Background & Aims

Treatment with direct-acting antiviral (DAA) agents can reduce Model for End-Stage Liver Disease and Child-Pugh-Turcotte (CPT) scores in patients with decompensated cirrhosis caused by hepatitis C virus. However, many of these patients still die or require liver transplantation. We collected data on baseline features of patients and aimed to develop a scoring system to predict response to DAA therapy.

Methods

We performed a retrospective analysis of data from 4 trials on the effects of sofosbuvir-based therapy in patients with hepatitis C virus–associated decompensated cirrhosis (502 of CPT class B and 120 of CPT class C). In these trials, patients were given 12 or 24 weeks of treatment with ledipasvir, sofosbuvir, and ribavirin or velpatasvir, sofosbuvir, and/or ribavirin, or 48 weeks of treatment with sofosbuvir and ribavirin. We collected demographic, clinical, treatment response, and laboratory data from patients and tested their associations with patient outcomes at 36 weeks. The primary outcome was factors associated with reduction of CPT score to class A.

Results

The presence of ascites or encephalopathy, serum level of albumin <3.5 g/dL or alanine aminotransferase <60 U/L, and body mass index >25 kg/m² were associated with an increased risk of not achieving a reduction in CPT to class A, independent of sustained viral response to therapy. Serum level of albumin <2.8 g/dL and abnormal level of bilirubin were associated with an increased risk of liver transplantation or death. We developed a scoring system based on 5 baseline factors (body mass index, encephalopathy, ascites, and serum levels of alanine aminotransferase and albumin) associated significantly with patient outcomes, which we called the “BE3A score.” For patients with scores of 4–5, the hazard ratio for reduction of CPT score to class A was 52.3 (95% confidence interval, 15.2–179.7).

Conclusions

We identified 5 baseline factors (body mass index, encephalopathy, ascites, and serum levels of alanine aminotransferase and albumin) associated with a reduction of CPT score to class A in patients with hepatitis C virus–associated decompensated cirrhosis receiving DAA therapy. We developed a predictive score using these factors, called the BE3A score, which can be used as a shared decision-making tool, quantifying the potential benefits of DAA therapy for patients with decompensated cirrhosis.

中文翻译：

---

直接作用抗病毒治疗丙型肝炎病毒感染后代偿性肝硬化改善的基线因素

背景与目标

在由丙型肝炎病毒引起的失代偿性肝硬化患者中，使用直接作用抗病毒药物（DAA）进行治疗可以降低终末期肝病模型和Child-Pugh-Turcotte（CPT）评分。但是，这些患者中许多仍然死亡或需要肝移植。我们收集了有关患者基线特征的数据，旨在开发一个评分系统来预测对DAA治疗的反应。

方法

我们对4项试验的数据进行了回顾性分析，这些研究涉及以sofosbuvir为基础的治疗对丙型肝炎病毒相关的失代偿性肝硬化（CPT类别B为502，CPT类别C为120）的患者的疗效。

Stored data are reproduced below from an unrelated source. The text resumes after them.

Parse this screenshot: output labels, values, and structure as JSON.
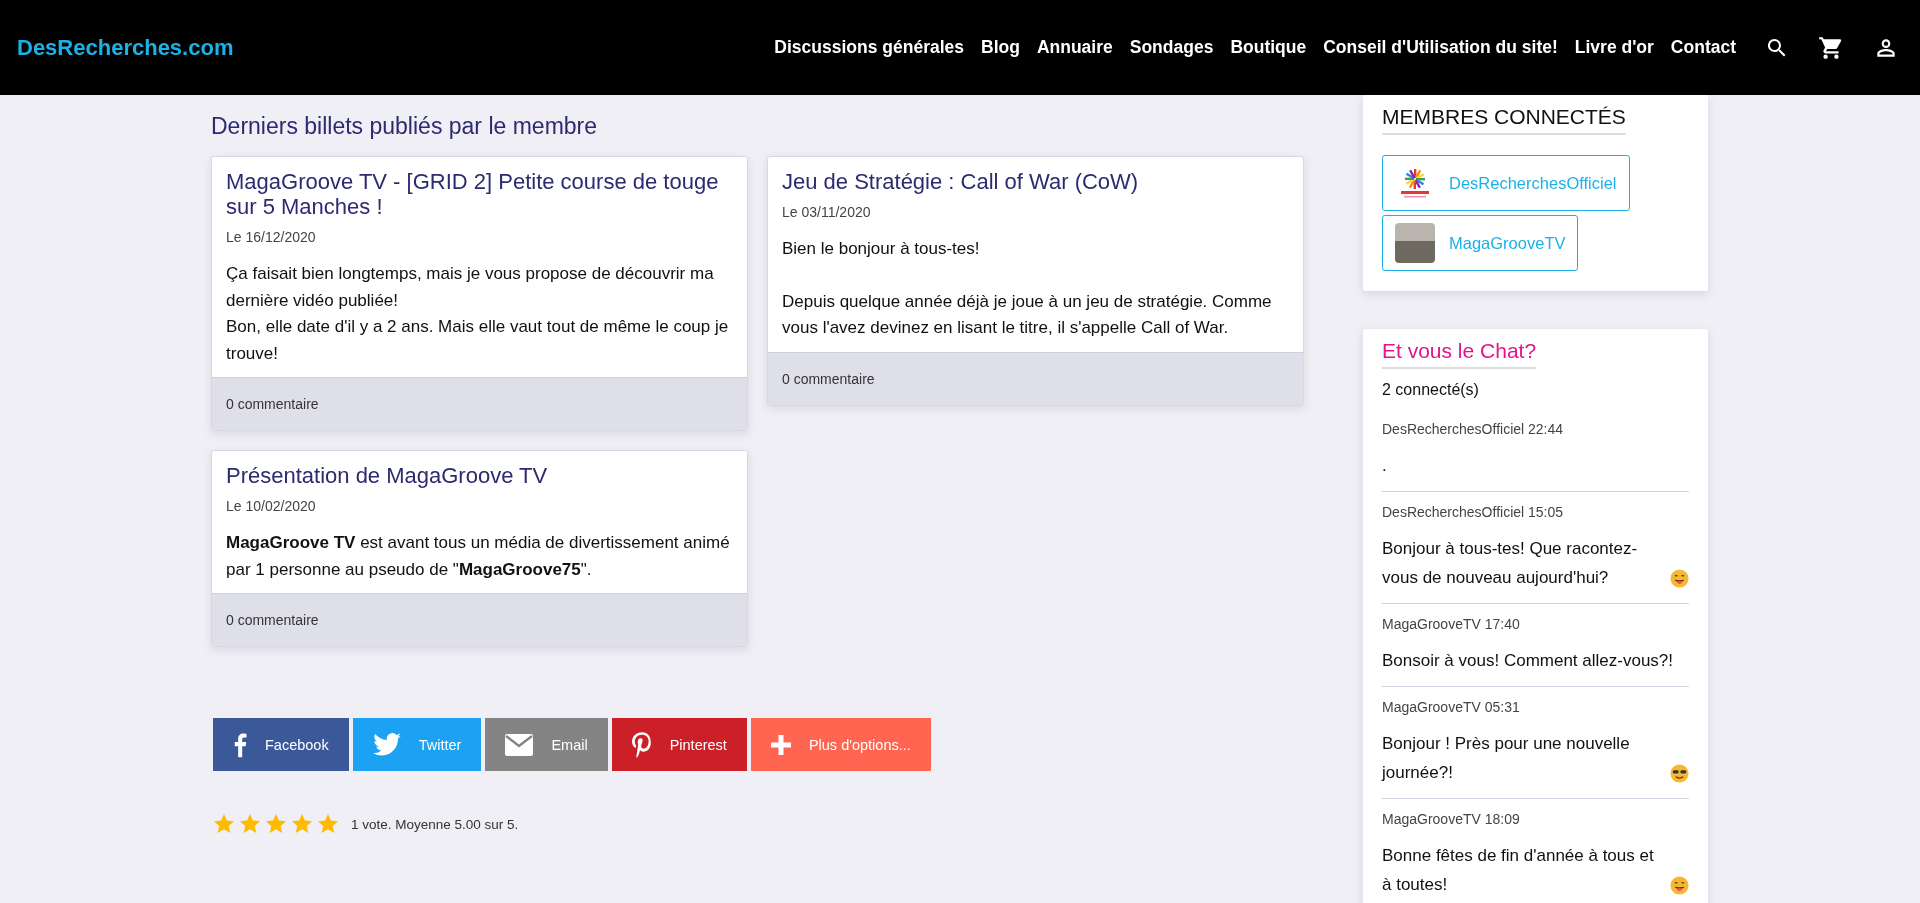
{
  "header": {
    "logo": "DesRecherches.com",
    "nav": [
      {
        "label": "Discussions générales"
      },
      {
        "label": "Blog"
      },
      {
        "label": "Annuaire"
      },
      {
        "label": "Sondages"
      },
      {
        "label": "Boutique"
      },
      {
        "label": "Conseil d'Utilisation du site!"
      },
      {
        "label": "Livre d'or"
      },
      {
        "label": "Contact"
      }
    ]
  },
  "posts_section": {
    "title": "Derniers billets publiés par le membre",
    "posts": [
      {
        "title": "MagaGroove TV - [GRID 2] Petite course de touge sur 5 Manches !",
        "date": "Le 16/12/2020",
        "paragraphs": [
          "Ça faisait bien longtemps, mais je vous propose de découvrir ma dernière vidéo publiée!\nBon, elle date d'il y a 2 ans. Mais elle vaut tout de même le coup je trouve!"
        ],
        "comments": "0 commentaire"
      },
      {
        "title": "Jeu de Stratégie : Call of War (CoW)",
        "date": "Le 03/11/2020",
        "paragraphs": [
          "Bien le bonjour à tous-tes!",
          "Depuis quelque année déjà je joue à un jeu de stratégie. Comme vous l'avez devinez en lisant le titre, il s'appelle Call of War."
        ],
        "comments": "0 commentaire"
      },
      {
        "title": "Présentation de MagaGroove TV",
        "date": "Le 10/02/2020",
        "paragraphs": [
          "**MagaGroove TV** est avant tous un média de divertissement animé par 1 personne au pseudo de \"**MagaGroove75**\"."
        ],
        "comments": "0 commentaire"
      }
    ]
  },
  "share_buttons": [
    {
      "kind": "facebook",
      "label": "Facebook"
    },
    {
      "kind": "twitter",
      "label": "Twitter"
    },
    {
      "kind": "email",
      "label": "Email"
    },
    {
      "kind": "pinterest",
      "label": "Pinterest"
    },
    {
      "kind": "more",
      "label": "Plus d'options..."
    }
  ],
  "rating": {
    "stars": 5,
    "text": "1 vote. Moyenne 5.00 sur 5."
  },
  "members_widget": {
    "title": "MEMBRES CONNECTÉS",
    "members": [
      {
        "name": "DesRecherchesOfficiel",
        "kind": "logo"
      },
      {
        "name": "MagaGrooveTV",
        "kind": "photo"
      }
    ]
  },
  "chat_widget": {
    "title": "Et vous le Chat?",
    "count": "2 connecté(s)",
    "messages": [
      {
        "kind": "plain",
        "author": "DesRecherchesOfficiel 22:44",
        "text": "."
      },
      {
        "kind": "grin",
        "author": "DesRecherchesOfficiel 15:05",
        "text": "Bonjour à tous-tes! Que racontez-vous de nouveau aujourd'hui?"
      },
      {
        "kind": "plain",
        "author": "MagaGrooveTV 17:40",
        "text": "Bonsoir à vous! Comment allez-vous?!"
      },
      {
        "kind": "cool",
        "author": "MagaGrooveTV 05:31",
        "text": "Bonjour ! Près pour une nouvelle journée?!"
      },
      {
        "kind": "grin",
        "author": "MagaGrooveTV 18:09",
        "text": "Bonne fêtes de fin d'année à tous et à toutes!"
      }
    ]
  }
}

在这些试验中，患者接受了ledipasvir，sofosbuvir和利巴韦林或velpatasvir，sofosbuvir和/或利巴韦林的12或24周治疗，或sofosbuvir和利巴韦林的48周治疗。我们收集了患者的人口统计学，临床，治疗反应和实验室数据，并在36周时测试了他们与患者预后的关系。主要结局是与CPT评分降低至A级相关的因素。

结果

出现腹水或脑病，血清白蛋白<3.5 g / dL或丙氨酸转氨酶<60 U / L以及体重指数> 25 kg / m ²与未实现CPT降低至等级的风险增加相关A，独立于对治疗的持续病毒反应。血清白蛋白水平<2.8 g / dL和胆红素水平异常与肝移植或死亡的风险增加相关。我们基于与患者预后显着相关的5个基线因素（体重指数，脑病，腹水和血清丙氨酸转氨酶和白蛋白水平）开发了评分系统，我们将其称为“ BE3A评分”。对于得分为4–5的患者，将CPT得分降低至A级的危险比为52.3（95％置信区间，15.2–179.7）。

结论

我们确定了5种基线因素（体重指数，脑病，腹水以及血清丙氨酸转氨酶和白蛋白水平）与接受DAA治疗的丙型肝炎病毒相关失代偿性肝硬化患者的CPT评分降低至A级有关。我们使用这些因素开发了预测得分，称为BE3A得分，可以用作共享的决策工具，量化DAA治疗对失代偿性肝硬化患者的潜在益处。